On 12/20/05, Eugen Leitl <[EMAIL PROTECTED]> wrote:
> ----- Forwarded message from Barry Wark <[EMAIL PROTECTED]> -----
>
> From: Barry Wark <[EMAIL PROTECTED]>
> Date: Mon, 19 Dec 2005 16:20:54 -0800
> To: xgrid users <[EMAIL PROTECTED]>, [EMAIL PROTECTED]
> Cc: Adrienne Fairhall <[EMAIL PROTECTED]>
> Subject: Use of Xgrid in neural computation research
>
> At the request of Richard Crandall, here is a summary of some of the
> work I have been doing in the computational neuroscience lab of
> Adrienne Fairhall at the University of Washington. I hope to give you
> a brief taste of what we're doing in the lab and then to explain how
> many of the computational problems we face are easily amenable to
> massively parallel architectures such as Xgrid and how parallelizing
> computations allows researchers in the group to spend less time
> writing code.
>
> Of course, we would be happy to answer questions or offer suggestions
> if anyone is considering similar work.
>
> First, a bit of background. The goal of the Fairhall Lab is to
> understand the computation performed by individual neurons and neural
> circuits. For our purposes, "computation" is a functional description
> of the neuron's mapping from stimuli to spike times: because mammalian
> action potentials are stereotyped, the time of individual action
> potentials is the only information transmitted to down-stream neurons.

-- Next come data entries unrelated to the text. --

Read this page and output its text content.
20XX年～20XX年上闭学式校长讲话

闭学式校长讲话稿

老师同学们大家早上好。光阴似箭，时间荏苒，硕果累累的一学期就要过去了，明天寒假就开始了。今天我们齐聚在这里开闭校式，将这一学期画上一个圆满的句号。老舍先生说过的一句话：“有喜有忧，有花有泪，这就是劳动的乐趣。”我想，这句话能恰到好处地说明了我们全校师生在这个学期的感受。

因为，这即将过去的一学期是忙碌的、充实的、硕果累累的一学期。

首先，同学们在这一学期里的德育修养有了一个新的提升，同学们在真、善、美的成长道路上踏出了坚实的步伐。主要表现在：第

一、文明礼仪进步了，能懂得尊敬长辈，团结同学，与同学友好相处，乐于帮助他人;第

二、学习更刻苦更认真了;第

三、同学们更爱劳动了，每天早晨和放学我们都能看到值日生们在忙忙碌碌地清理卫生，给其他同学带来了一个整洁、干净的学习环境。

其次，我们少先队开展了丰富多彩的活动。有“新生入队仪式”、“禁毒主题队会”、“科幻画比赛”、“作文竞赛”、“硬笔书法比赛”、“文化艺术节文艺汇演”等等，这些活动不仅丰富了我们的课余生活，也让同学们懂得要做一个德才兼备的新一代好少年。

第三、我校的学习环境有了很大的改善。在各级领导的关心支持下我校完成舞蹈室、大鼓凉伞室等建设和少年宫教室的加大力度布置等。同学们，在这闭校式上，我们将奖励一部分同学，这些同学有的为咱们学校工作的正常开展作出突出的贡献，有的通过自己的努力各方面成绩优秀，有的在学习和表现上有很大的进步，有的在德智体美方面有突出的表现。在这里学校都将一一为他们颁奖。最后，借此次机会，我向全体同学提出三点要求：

> As Hodgkin and Huxley first showed in 1952, the computation performed
> by a single neuron at relatively short time scales can be described as
> a system of nonlinear differential equations. These equations describe
> the kinetics of ionic currents across the neuron's membrane, which are
> both caused by the stimulus and are responsible for the generation and
> propagation of an action potential response. The parameters of these
> equations can be determined by experiment. Unfortunately, the
> equations describing even simple neurons are not analytically solvable
> and the form of the equations describing ionic current kinetics don't
> provide direct insight into the 'computation' performed by the
> neuron?is a neuron containing a particular set of ion channels an
> integrator, a differentiator, a high-pass filter, etc.? So, how can we
> map dynamical system descriptions to functional descriptions? This
> question is a current focus of the lab and we take two approaches to
> answering it: developing techniques to accurately define a functional
> description of a neuron from experimental data and developing
> analytical techniques to relate the dynamical system description to
> the functional description and vice versa.
>
> As you might begin to guess from my description, many of the questions
> we're addressing involve analyzing many thousands or millions of
> neural responses in stimulus-response pairs, either to identify the
> features of the stimulus that trigger an action-potential response or
> to simulate the dynamical system with particular parameters and input.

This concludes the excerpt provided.